Friday, May 18, 2007

6 year old view of Baghdad

Dima is a 6-year-old Iraqi girl living in Baghdad who was given a camera by
Index on Censorship to take pictures of her life in Baghdad.

See her pictures here

It is now 70 years since Picasso painted La femme qui pleure (Weeping Woman). The picture hangs in the Scottish Museum of Modern Art and the blurb on it states:

"This is one of Picasso’s most iconic images. It was created as one of the main studies for a huge mural commissioned for the Spanish Pavilion of the 1937 International Exhibition in Paris. Picasso chose to focus on the horror of the bombing of the small Basque town of Guernica, bombed at General Franco’s request. Some 1700 people were killed or wounded. The study of a weeping woman, her mouth fixed in a silent scream of pain, is a motif to convey the plight of the Spanish people of the Basque region."

See it here

It strikes me that nothing much has changed in these 70 years - womem still have their mouths fixed in silent screams of pain. No that's not true, actually their screams are very audible, it's just that those in power and those with the guns and the bombs and the fixed ideas of what is right and what is wrong - mostly men - choose to have selective deafness over their suffering.

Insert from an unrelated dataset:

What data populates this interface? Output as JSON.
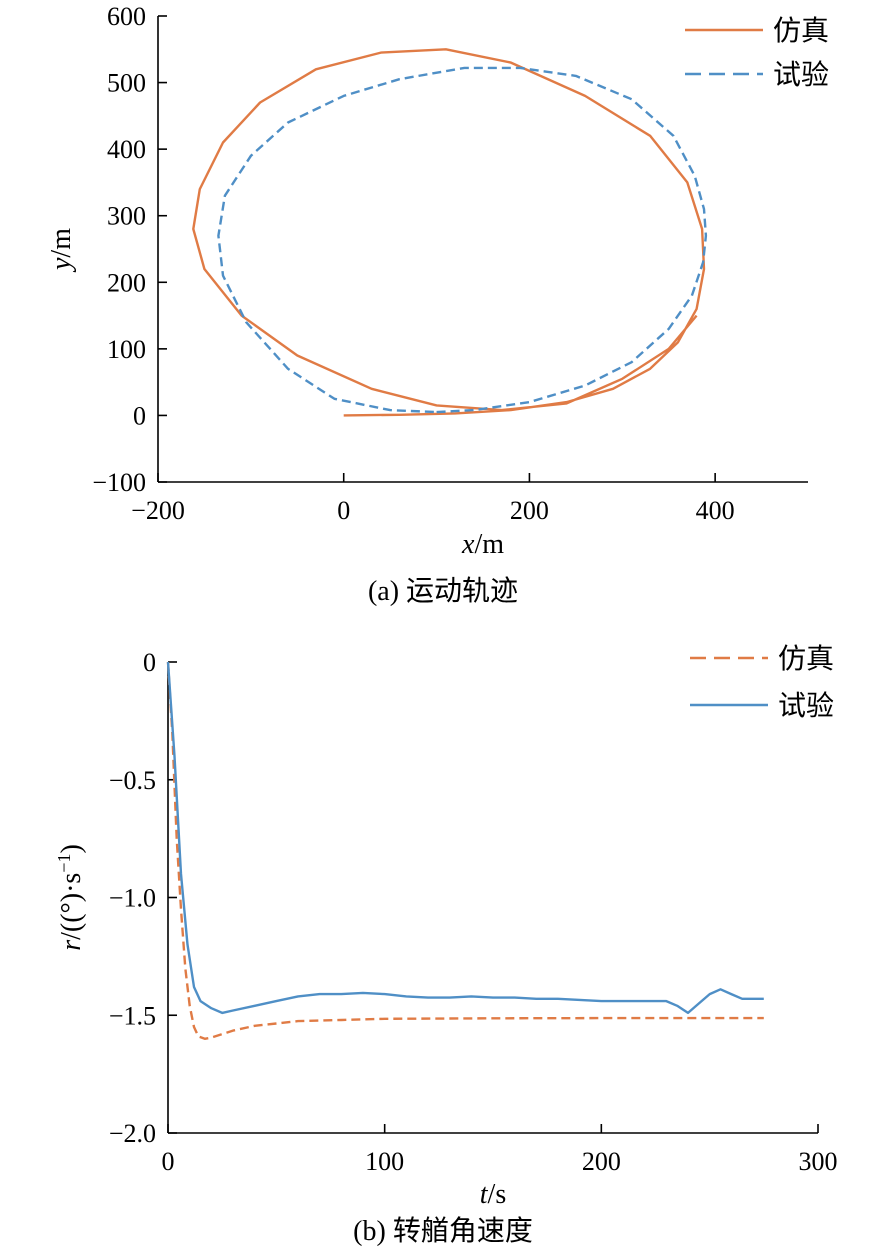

So this is how I feel about the endless images of suffering of women:

The Weeping Woman: Picasso, 1937

She’s wept for seventy years.
And with good cause, as nothing
has changed. Please, no more pictures

of howling women, iconic or otherwise!
Paint men instead, compassionate men,
and then she might just dry her eyes.

3 Comments:

Blogger chiefbiscuit said...

Well said.
Thanks for this post. Your quiet insistence against injustice is very effective.

2:20 pm  
Blogger apprentice said...

Oh I'm just so mad at so many things right now. If you listen to the BBC World Service at the moment it makes you want to weep. The injustice in the world just now is awful, and set to get worse if we don't start looking for real solutions. Dafur and Zimbabwe in particular.

11:52 am  
Blogger Lucy said...

Bravo, Apprentice, and thank you for sharing Dima's pictures, they were so moving and remarkable, and sad and infuriating. So much to weep for.